In questi giorni sta facendo scalpore sui Social Network, la notizia di una famiglia finlandese che ha deciso di “scappare” dalla Sicilia.
“Sistema scolastico carente, approcci all’educazione obsoleti fanno del sistema scolastico italiano un sistema molto poco europeo”, ha raccontato la madre Elin Mattsson tramite una lettera inviata al sito SiracusaNews.
La donna, una pittrice di 42 anni, madre di 4 figli, aveva scelto col marito di vivere in Sicilia, a Siracusa, lavorando in smart working. La famiglia, attratta dal clima mite e dal patrimonio culturale della Sicilia, si rammarica dei problemi vissuti a scuola dai ragazzi.
“Volevamo sperimentare il vostro clima e la vostra cultura fantastici, ma purtroppo il nostro soggiorno non è andato come previsto”, scrive la donna all’inizio della sua missiva.
“Il sistema scolastico è così povero. – continua la donna – I miei dubbi sono iniziati dal primo giorno che ho messo piede a scuola per l’iscrizione: il rumore delle classi era così forte che mi chiesi come diavolo fosse possibile concentrarsi con quel frastuono”.
Altra criticità considerata insopportabile dalla pittrice è la carenza di attività ludiche e motorie per gli alunni tra una lezione e l’altra. “In Finlandia, gli studenti hanno una pausa di 15 minuti tra una lezione e l’altra, e lasciano l’aula per giocare insieme nel giardino/patio”, mentre in Italia “la giornata scolastica si trascorre sulla stessa sedia dalla mattina fino a quando non si ritorna a casa”, senza considerare gli effetti molto positivi che il movimento all’aria aperta comporta per i bambini, sia in termini di salute che dal punto di vista dei risultati scolastici.”

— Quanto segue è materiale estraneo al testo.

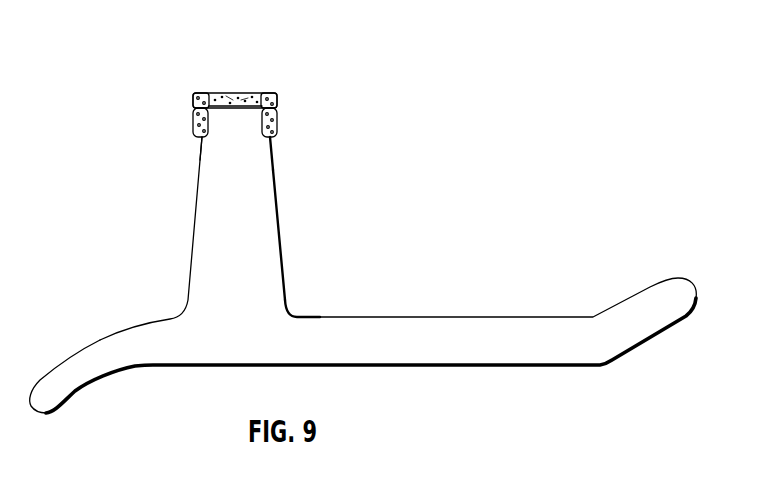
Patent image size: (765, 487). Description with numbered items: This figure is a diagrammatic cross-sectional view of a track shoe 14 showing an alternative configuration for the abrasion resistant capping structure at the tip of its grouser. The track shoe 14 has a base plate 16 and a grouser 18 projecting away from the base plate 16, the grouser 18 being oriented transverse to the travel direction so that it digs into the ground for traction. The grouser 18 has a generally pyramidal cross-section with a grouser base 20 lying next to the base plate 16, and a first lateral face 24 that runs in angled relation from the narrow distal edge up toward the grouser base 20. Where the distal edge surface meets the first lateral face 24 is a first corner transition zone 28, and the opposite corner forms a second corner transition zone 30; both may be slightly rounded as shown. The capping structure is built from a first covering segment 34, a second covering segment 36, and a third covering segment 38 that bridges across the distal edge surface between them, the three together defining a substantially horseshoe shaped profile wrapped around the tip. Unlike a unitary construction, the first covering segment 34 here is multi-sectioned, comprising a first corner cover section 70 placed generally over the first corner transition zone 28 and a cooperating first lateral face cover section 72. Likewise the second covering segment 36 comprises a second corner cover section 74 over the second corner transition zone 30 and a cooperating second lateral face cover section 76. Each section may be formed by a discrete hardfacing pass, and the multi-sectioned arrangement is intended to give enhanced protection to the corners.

The track shoe 14 is at (442, 197).
The base plate 16 is at (482, 310).
The grouser 18 is at (296, 280).
The grouser base 20 is at (291, 313).
The first lateral face 24 is at (283, 263).
The first corner transition zone 28 is at (260, 110).
The second corner transition zone 30 is at (210, 110).
The first covering segment 34 is at (288, 92).
The second covering segment 36 is at (190, 92).
The third covering segment 38 is at (232, 92).
The first corner cover section 70 is at (267, 92).
The first lateral face cover section 72 is at (277, 137).
The second corner cover section 74 is at (206, 92).
The second lateral face cover section 76 is at (195, 138).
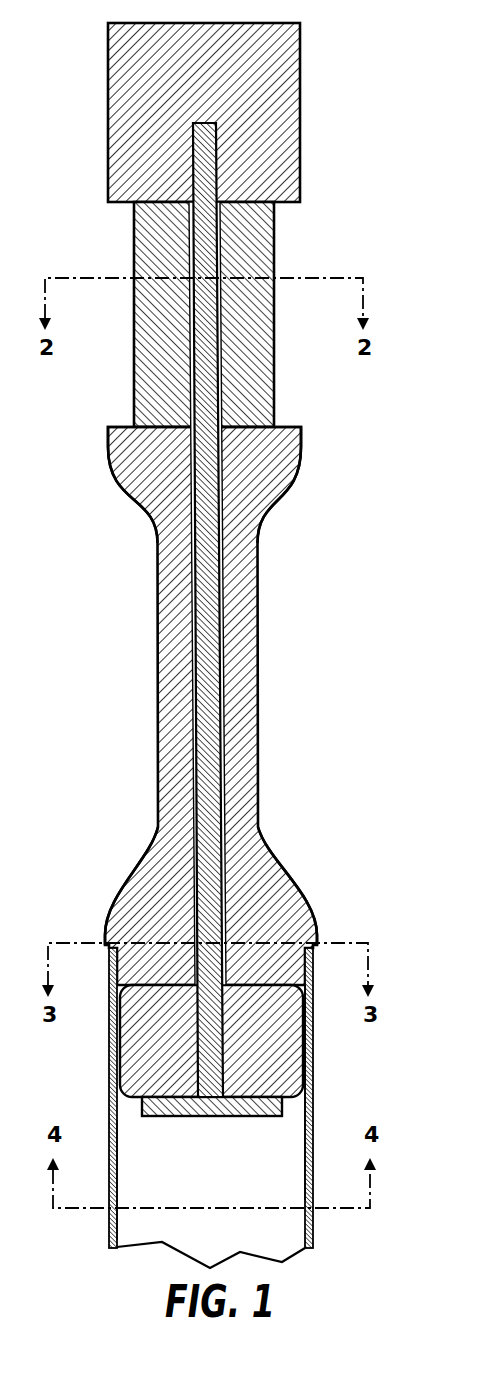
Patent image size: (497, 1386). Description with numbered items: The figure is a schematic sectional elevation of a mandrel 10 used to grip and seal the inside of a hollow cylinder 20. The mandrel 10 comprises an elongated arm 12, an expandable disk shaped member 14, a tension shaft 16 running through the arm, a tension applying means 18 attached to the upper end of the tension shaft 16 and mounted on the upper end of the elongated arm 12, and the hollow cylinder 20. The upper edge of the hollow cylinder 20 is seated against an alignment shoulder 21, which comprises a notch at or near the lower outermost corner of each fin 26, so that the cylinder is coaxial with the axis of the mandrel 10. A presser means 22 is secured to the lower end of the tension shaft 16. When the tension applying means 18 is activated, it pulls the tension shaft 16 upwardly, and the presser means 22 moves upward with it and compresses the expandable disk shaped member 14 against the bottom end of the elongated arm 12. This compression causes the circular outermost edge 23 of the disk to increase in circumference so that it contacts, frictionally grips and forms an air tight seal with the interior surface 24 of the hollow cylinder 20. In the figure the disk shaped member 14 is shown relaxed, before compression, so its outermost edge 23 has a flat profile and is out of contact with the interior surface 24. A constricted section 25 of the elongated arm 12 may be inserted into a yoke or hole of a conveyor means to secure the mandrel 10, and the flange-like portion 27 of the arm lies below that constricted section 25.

The mandrel 10 is at (423, 194).
The elongated arm 12 is at (256, 650).
The expandable disk shaped member 14 is at (127, 1077).
The tension shaft 16 is at (210, 680).
The tension applying means 18 is at (302, 108).
The hollow cylinder 20 is at (315, 1223).
The alignment shoulder 21 is at (313, 952).
The presser means 22 is at (212, 1117).
The circular outermost edge 23 is at (303, 1062).
The interior surface 24 is at (307, 1160).
The constricted section 25 is at (274, 245).
The fin 26 is at (127, 882).
The flange 27 is at (287, 427).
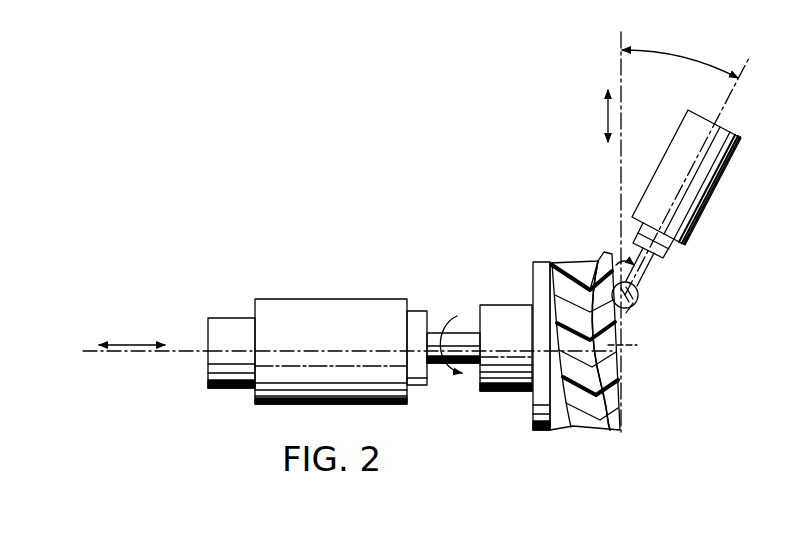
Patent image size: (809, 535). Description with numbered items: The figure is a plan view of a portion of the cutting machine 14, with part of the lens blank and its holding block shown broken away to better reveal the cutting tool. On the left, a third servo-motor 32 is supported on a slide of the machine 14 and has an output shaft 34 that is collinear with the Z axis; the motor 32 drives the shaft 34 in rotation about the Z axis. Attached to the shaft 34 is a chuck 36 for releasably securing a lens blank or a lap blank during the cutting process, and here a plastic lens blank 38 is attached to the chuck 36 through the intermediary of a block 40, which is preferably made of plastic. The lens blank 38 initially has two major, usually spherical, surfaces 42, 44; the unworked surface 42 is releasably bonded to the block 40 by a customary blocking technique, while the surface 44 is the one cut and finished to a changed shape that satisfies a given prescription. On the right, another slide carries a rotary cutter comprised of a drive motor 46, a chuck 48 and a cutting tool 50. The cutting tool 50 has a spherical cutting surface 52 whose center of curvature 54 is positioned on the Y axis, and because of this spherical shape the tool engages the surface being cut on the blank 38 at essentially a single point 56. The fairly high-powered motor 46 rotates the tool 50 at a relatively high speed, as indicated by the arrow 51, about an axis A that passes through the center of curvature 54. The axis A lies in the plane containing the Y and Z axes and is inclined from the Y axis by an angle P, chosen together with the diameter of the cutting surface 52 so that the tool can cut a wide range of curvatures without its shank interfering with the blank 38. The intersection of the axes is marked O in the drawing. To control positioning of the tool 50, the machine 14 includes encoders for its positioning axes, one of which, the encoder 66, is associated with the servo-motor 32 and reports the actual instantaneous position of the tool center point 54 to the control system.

The cutting machine 14 is at (492, 202).
The third servo-motor 32 is at (350, 298).
The output shaft 34 is at (471, 333).
The chuck 36 is at (505, 305).
The lens blank 38 is at (605, 348).
The block 40 is at (566, 262).
The unworked surface 42 is at (582, 426).
The cut surface 44 is at (602, 382).
The drive motor 46 is at (735, 155).
The chuck 48 is at (666, 250).
The cutting tool 50 is at (639, 293).
The arrow 51 is at (651, 265).
The spherical cutting surface 52 is at (631, 311).
The center of curvature 54 is at (634, 302).
The single point 56 is at (578, 276).
The encoder 66 is at (228, 390).
The Z axis Z is at (124, 355).
The Y axis Y is at (617, 36).
The axis A is at (751, 66).
The angle P is at (664, 51).
The origin point O is at (631, 355).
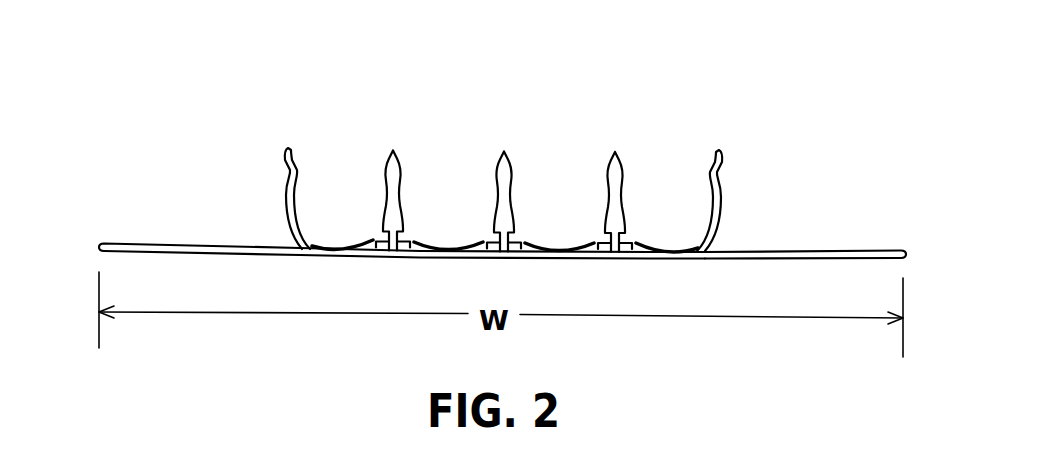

La critica al sistema scolastico potrebbe pure starci. Potrebbe essere una buona scusa per riformare il sistema; ma perché indignarsi, gridare allo scandalo, urlare contro noi stessi per una lettera di una madre finlandese, che per puro caso ha deciso di voler soggiornare qualche tempo in Sicilia, senza conoscere gli usi, i costumi, le tradizioni locali, finanche le problematiche?
Anche nell’era della globalizzazione, fortunatamente non siamo tutti uguali. Lanciarsi in un’invettiva contro la Sicilia, venendo poi riportata da diversi siti illustri, ha fatto della madre finlandese una vera e propria icona. Ma a che pro? Un’indignazione collettiva in difesa di una donna viziata, che adesso porterà i figli a scuola in Spagna (ecchissene…?).
In Sicilia ci sono tante belle realtà scolastiche importanti, eccellenze in ogni campo; che ci siano problemi non c’è bisogno neanche di sottolinearlo: nessuno meglio di noi italiani conosce i difetti e le contraddizioni del nostro paese. Che voglia venire a spiegarcelo qualcuno che non conosce le dinamiche di una popolazione, senza la ben che minima voglia di concepire un cambiamento, è davvero inaccettabile, senza essere tacciati di patriottismo.
Perché dare così tanta risonanza ad una missiva? Il brutto (o il bello) dei social network è proprio questo: che ognuno crede di essere in grado di spiegare la vita degli altri. L’errore più grande che si possa fare è riportare queste parole tronfie, di superiorità, senza neanche provare a sentire l’altra campana, chi quella realtà la vive: preside, insegnanti, alunni della scuola di Siracusa, che sicuramente si saranno sentiti mortificati. La loro colpa (se di colpa di può parlare) quale sarebbe? Vivere in Italia? In Sicilia?
Il tam-tam mediatico porterà sicuramente a farsi qualche domanda, ma alla fine tutto resterà com’è. La Sicilia sarà pur sempre la “Terra dei Gattopardi”, ma di certo non abbiamo bisogno di lezioni di vita da chicchessia, figurarsi da qualcuno che scappa alla prima difficoltà.